Emploi, réformes économiques et cohésion sociale pour une Europe de l'innovation et de la connaissance
" Faire de l'Union européenne un espace économique fondé sur l'innovation et les connaissances, propre à élever les niveaux de croissance économique, avec des emplois plus nombreux et meilleurs, et une cohésion sociale accrue ".
La CGT se félicite du choix de cet objectif stratégique pour les 10 années à venir. Elle perçoit dans sa définition une reconnaissance explicite du fait que le droit au travail et la dynamique du plein emploi, que les normes sociales et la protection sociale, loin d'être considérés comme une contrainte extérieure doivent être au fondement même du modèle économique et social européen et de sa compétitivité globale.
En effet, une politique tablant sur l'innovation et la connaissance ne peut se concevoir sans un investissement massif et permanent dans les qualifications, sans une organisation du travail dans l'entreprise et dans la société qui privilégie l'autonomie, la responsabilité individuelle et la réactivité collective, qui réconcilie l'efficacité économique et l'utilité sociale.. L'exigence de la cohésion sociale appelle un projet politique qui récuse la précarité, engage à la mobilisation contre la pauvreté ou l'exclusion, qui restent encore le lot de plus de 55 millions d'êtres humains dans l'Union Européenne.
Dès lors nous avons encore plus de difficultés à comprendre et à admettre que l'intégration des droits économiques sociaux fondamentaux dans les objectifs de base du Traité continue à rencontrer des résistances.
Elle nous paraît être une exigence préalable à l'élargissement de l'Union, qui, si elle devait ne pas être satisfaite, la ferait retomber au simple rang d'une zone élargie de libre échange au sein de laquelle la baisse du " coût " du travail continuerait à fonder et alimenter la concurrence entre pays membres avec ses conséquences sur les systèmes de protection sociale.
La Présidence française s'honorerait à porter ces exigences au rang des ambitions majeures qu'elle devrait se donner
Nous serions intéressés, Monsieur le Premier Ministre de recueillir, " en direct ", votre propre sentiment et de connaître l'analyse que vous faites du point de vue de vos collègues européens sur cette question cruciale pour le mouvement syndical européen.

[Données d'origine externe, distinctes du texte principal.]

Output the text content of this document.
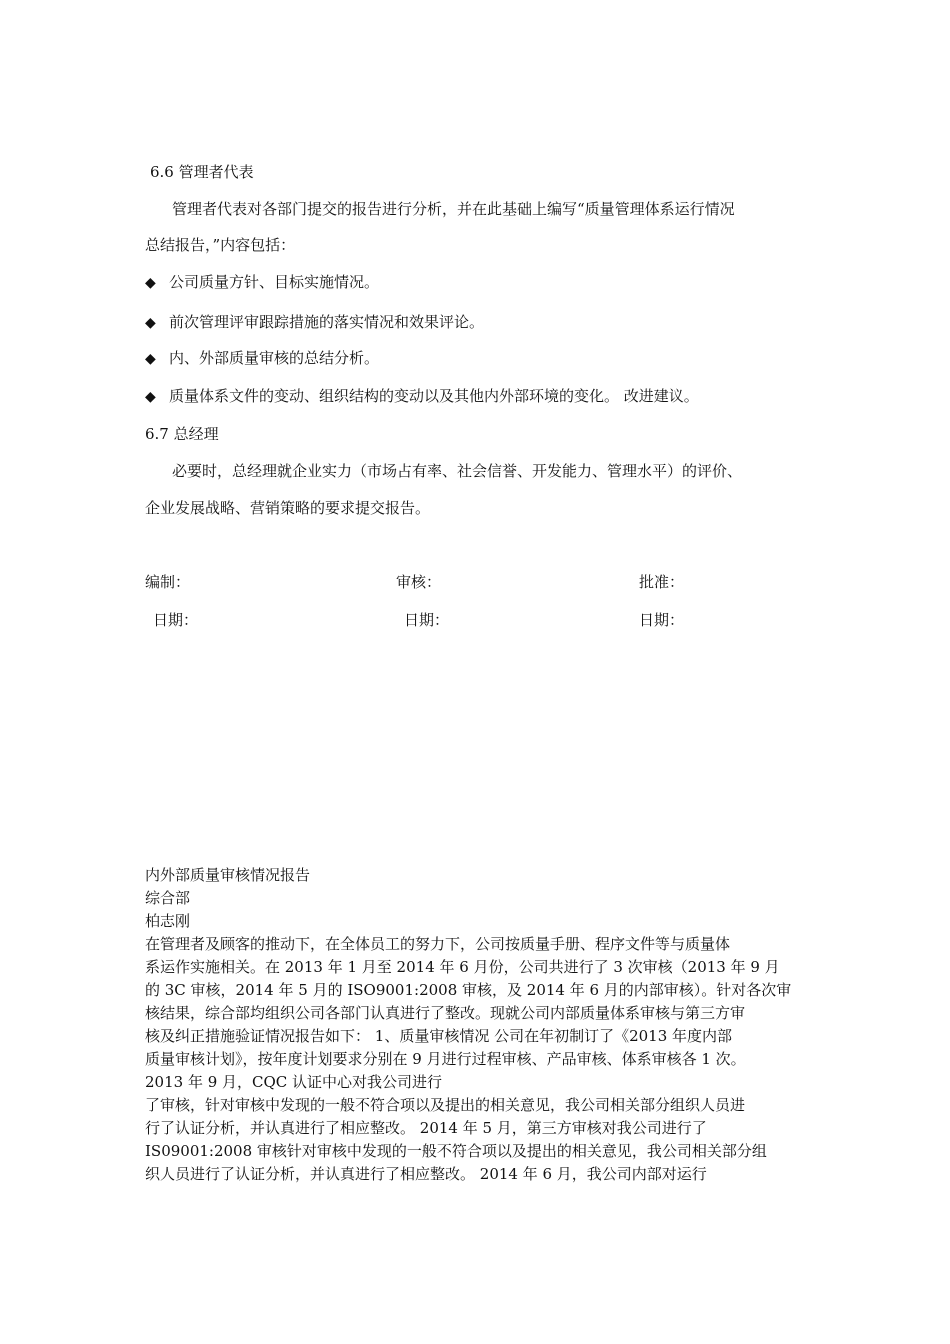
6.6 管理者代表
管理者代表对各部门提交的报告进行分析，并在此基础上编写“质量管理体系运行情况
总结报告，”内容包括：
◆ 公司质量方针、目标实施情况。
◆ 前次管理评审跟踪措施的落实情况和效果评论。
◆ 内、外部质量审核的总结分析。
◆ 质量体系文件的变动、组织结构的变动以及其他内外部环境的变化。 改进建议。
6.7 总经理
必要时，总经理就企业实力（市场占有率、社会信誉、开发能力、管理水平）的评价、
企业发展战略、营销策略的要求提交报告。
编制：	审核：	批准：
日期：	日期：	日期：
内外部质量审核情况报告
综合部
柏志刚
在管理者及顾客的推动下，在全体员工的努力下，公司按质量手册、程序文件等与质量体
系运作实施相关。在 2013 年 1 月至 2014 年 6 月份，公司共进行了 3 次审核（2013 年 9 月
的 3C 审核，2014 年 5 月的 ISO9001:2008 审核，及 2014 年 6 月的内部审核）。针对各次审
核结果，综合部均组织公司各部门认真进行了整改。现就公司内部质量体系审核与第三方审
核及纠正措施验证情况报告如下： 1、质量审核情况 公司在年初制订了《2013 年度内部
质量审核计划》，按年度计划要求分别在 9 月进行过程审核、产品审核、体系审核各 1 次。
2013 年 9 月，CQC 认证中心对我公司进行
了审核，针对审核中发现的一般不符合项以及提出的相关意见，我公司相关部分组织人员进
行了认证分析，并认真进行了相应整改。 2014 年 5 月，第三方审核对我公司进行了
IS09001:2008 审核针对审核中发现的一般不符合项以及提出的相关意见，我公司相关部分组
织人员进行了认证分析，并认真进行了相应整改。 2014 年 6 月，我公司内部对运行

" L'Europe de l'innovation et de la connaissance " peut être une des formulations d'une alternative qui désigne la formation et les qualifications comme ferment principal du progrès économique, social et culturel, stimulantes pour le développement, l'organisation et le fonctionnement du service public de l'éducation et de la recherche, et réclamant l'émergence de formes nouvelles de la démocratie sociale pour gérer cette évolution.
De même les services publics ou " d'intérêt général " constituent un moyen puissant, égalitaire, solidaire et démocratique, pour la réalisation effective des droits fondamentaux des citoyens européens, ciment essentiel de la cohésion sociale.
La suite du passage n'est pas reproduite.